The Islamic Republic of Iran has always defended the ideas of development, security, and stability in the region if it’s initiated by the regional countries themselves. According to Iranian officials, the best approach for bringing countries closer together and resolving disputes is regional talks, which can replace the interventions and contributions made by transregional powers.

Within this framework, the Islamic Republic has already put the Hormuz Peace Initiative on the tables of its southern neighbors. Ever since Seyyed Ebrahim Raeisi was sworn in as Iran's new president, he has often announced the “good neighborliness policy” to be one of the priorities of his administration.

In addition to these general ideas originating from Iran, Tehran has held a series of talks to resolve its disputes with Saudi Arabia through the Iraq government’s mediation for months now. Tehran has even repeatedly voiced its readiness to hold bilateral talks with the United Arab Emirates (UAE) over a dispute concerning three Persian Gulf islands.

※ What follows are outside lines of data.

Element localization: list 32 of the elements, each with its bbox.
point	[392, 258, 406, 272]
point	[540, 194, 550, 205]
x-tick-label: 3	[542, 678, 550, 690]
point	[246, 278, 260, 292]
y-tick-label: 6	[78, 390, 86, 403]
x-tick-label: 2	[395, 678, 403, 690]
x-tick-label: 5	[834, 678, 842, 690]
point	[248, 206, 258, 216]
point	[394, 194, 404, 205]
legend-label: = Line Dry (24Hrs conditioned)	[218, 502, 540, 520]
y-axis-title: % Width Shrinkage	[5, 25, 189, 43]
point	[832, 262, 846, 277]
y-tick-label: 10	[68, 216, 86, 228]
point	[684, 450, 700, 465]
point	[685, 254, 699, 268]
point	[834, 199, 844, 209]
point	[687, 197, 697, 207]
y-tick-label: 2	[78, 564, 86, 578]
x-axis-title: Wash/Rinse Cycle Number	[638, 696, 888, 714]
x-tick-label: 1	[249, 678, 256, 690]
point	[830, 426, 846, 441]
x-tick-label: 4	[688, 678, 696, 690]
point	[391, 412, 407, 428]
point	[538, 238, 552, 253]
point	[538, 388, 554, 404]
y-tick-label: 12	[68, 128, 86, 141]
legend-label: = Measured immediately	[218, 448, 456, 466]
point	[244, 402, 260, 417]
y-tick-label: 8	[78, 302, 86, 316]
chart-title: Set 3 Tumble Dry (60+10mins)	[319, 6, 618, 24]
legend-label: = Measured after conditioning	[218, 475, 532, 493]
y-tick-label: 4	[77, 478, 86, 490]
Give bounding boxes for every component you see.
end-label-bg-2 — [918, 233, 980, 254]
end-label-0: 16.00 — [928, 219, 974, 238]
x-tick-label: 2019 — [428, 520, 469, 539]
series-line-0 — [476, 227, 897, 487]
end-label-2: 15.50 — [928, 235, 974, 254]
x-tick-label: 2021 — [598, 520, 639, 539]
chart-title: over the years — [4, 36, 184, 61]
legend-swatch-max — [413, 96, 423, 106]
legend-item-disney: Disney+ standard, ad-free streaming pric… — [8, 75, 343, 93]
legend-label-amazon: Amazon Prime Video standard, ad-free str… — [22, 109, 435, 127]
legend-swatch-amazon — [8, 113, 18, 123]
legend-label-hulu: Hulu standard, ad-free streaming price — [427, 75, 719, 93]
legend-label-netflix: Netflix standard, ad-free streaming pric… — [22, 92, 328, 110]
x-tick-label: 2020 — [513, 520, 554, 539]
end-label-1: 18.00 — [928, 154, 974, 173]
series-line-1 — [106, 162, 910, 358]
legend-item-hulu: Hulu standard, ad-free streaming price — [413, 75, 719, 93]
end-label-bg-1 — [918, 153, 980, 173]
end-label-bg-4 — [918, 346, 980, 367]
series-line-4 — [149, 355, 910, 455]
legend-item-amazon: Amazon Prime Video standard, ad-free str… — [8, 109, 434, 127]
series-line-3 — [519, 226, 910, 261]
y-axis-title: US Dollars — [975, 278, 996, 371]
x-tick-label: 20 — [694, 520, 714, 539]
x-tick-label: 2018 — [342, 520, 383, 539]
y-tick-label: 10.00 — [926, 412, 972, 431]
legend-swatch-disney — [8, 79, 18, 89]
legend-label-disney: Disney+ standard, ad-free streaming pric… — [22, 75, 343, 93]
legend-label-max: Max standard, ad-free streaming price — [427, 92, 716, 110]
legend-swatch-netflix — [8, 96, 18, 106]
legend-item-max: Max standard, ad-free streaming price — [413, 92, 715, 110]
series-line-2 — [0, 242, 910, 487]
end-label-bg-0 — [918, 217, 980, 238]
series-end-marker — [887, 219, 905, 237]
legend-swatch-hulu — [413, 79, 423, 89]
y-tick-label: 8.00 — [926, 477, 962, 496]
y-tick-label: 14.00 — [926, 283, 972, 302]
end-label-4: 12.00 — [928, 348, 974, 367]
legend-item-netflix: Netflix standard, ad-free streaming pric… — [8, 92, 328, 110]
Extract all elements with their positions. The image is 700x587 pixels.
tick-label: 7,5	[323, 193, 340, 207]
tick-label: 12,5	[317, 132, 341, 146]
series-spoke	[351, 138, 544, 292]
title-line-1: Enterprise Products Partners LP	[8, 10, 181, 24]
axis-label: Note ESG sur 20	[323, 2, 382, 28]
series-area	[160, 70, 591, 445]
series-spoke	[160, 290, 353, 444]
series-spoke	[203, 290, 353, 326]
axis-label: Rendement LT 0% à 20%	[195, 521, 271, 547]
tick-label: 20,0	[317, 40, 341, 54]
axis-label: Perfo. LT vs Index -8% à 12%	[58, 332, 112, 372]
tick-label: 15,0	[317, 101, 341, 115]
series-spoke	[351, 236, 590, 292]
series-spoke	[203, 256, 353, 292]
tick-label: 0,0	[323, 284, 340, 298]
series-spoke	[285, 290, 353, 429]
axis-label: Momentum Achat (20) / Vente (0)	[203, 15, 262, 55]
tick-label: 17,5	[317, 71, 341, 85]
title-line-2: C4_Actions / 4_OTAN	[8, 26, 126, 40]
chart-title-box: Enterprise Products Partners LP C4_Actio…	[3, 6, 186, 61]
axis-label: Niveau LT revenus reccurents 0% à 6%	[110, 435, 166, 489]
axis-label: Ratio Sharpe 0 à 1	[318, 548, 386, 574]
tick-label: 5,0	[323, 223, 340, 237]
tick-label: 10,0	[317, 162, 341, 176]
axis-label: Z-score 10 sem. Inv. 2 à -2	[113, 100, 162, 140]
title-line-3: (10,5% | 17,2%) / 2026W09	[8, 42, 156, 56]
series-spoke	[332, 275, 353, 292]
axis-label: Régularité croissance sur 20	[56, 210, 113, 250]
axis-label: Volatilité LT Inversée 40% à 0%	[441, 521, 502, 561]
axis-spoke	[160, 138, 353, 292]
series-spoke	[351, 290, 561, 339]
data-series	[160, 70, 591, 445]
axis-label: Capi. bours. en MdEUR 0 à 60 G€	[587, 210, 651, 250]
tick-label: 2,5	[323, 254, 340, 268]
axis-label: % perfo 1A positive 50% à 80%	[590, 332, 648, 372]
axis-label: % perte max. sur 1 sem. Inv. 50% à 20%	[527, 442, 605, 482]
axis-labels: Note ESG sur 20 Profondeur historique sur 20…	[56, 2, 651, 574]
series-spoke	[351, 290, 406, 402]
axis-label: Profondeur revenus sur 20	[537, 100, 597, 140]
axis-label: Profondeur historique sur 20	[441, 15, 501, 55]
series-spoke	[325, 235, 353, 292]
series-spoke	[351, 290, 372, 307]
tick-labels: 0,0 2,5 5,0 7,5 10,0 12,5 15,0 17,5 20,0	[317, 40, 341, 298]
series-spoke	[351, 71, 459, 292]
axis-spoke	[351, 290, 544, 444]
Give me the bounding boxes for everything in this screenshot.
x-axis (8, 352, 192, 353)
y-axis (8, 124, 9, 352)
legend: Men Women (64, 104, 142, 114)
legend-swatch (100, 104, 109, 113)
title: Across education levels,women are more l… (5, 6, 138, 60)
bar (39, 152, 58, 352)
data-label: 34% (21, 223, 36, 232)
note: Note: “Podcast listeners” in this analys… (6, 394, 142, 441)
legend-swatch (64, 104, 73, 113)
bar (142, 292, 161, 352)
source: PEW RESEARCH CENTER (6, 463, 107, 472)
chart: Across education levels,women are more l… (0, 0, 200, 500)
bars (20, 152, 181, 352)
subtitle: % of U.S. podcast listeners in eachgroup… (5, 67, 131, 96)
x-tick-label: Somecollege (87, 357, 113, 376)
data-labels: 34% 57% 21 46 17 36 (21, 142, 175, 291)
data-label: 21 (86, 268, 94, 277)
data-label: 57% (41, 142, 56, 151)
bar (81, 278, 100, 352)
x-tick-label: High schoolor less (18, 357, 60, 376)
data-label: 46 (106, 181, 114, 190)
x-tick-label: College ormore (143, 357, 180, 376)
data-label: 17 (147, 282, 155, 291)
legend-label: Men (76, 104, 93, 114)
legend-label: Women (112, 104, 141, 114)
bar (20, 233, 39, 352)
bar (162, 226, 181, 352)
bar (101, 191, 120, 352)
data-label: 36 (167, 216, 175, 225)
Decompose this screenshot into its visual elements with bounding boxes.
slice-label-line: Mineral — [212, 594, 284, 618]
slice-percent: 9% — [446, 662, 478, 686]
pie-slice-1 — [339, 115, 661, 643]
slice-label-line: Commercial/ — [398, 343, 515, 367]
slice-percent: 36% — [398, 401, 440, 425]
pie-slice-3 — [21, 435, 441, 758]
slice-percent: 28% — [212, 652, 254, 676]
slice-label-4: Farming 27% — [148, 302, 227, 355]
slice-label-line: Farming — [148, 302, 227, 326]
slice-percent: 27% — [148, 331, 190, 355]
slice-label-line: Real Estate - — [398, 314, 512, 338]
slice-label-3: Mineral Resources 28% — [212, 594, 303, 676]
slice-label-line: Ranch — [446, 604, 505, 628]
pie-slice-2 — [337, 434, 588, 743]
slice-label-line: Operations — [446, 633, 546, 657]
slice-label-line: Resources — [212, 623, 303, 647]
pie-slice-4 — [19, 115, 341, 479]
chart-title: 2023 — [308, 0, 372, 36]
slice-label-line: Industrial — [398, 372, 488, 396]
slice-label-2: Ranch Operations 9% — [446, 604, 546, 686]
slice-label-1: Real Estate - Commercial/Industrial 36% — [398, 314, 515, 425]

So, it seems that Iran has a serious will and determination to realize its vision of bolstering regional cooperation.

Bolstering regional cooperation is doubly important since, despite their numerous historical, religious, cultural, and economic commonalities, the Middle Eastern countries have not been able to use these common grounds and capacities to solidify and strengthen their economic and security ties due to some misunderstandings, disparate understandings of their own interests, and of course, interventions from transregional powers.

It would not be unfounded to suggest that the clear example of non-cooperation and forfeiting of numerous commonalities is the absence of a regional organization or cooperation pact which is collectively agreed upon by the countries of the region. It is something that exists in many regions of the world despite disagreements. These regional pacts have proved useful in preventing the escalation of tensions and, of course, bolstering cooperation. Clearly, the need for a similar regional pact is felt in the Middle East. Its absence has occasionally caused the interests of nations to be at odds with each other.

Now that the U.S. government has declared a plan to shrink its presence in the region, not only is the need for forming a comprehensive cooperation pact in the region felt even more, but also its formation has been facilitated. The Islamic Republic of Iran has announced its ideas and its readiness to walk along such a path. If the countries of the region do not look favorably upon Iran’s ideas for any reason, it is only fitting that they lead the way and put some new initiatives on the table instead of being passive and insisting on misunderstandings and disputes. Of course, the prerequisite of any initiative is to have the countries of the region be at the center of it rather than leave it dependent on the intervention and contributions of transregional powers.

That being so, the Iranian president’s trip to Muscat and the preceding trip of the Qatari emir to Tehran can now be seen in a different light, and it can be asked, “Will they lay the groundwork for bringing countries of the region closer together?” Doha and Muscat enjoy proper capacities for laying the groundwork for more talks between governments of the region, much like how the Iraqi government laid the groundwork for talks between Iran and Saudi Arabia.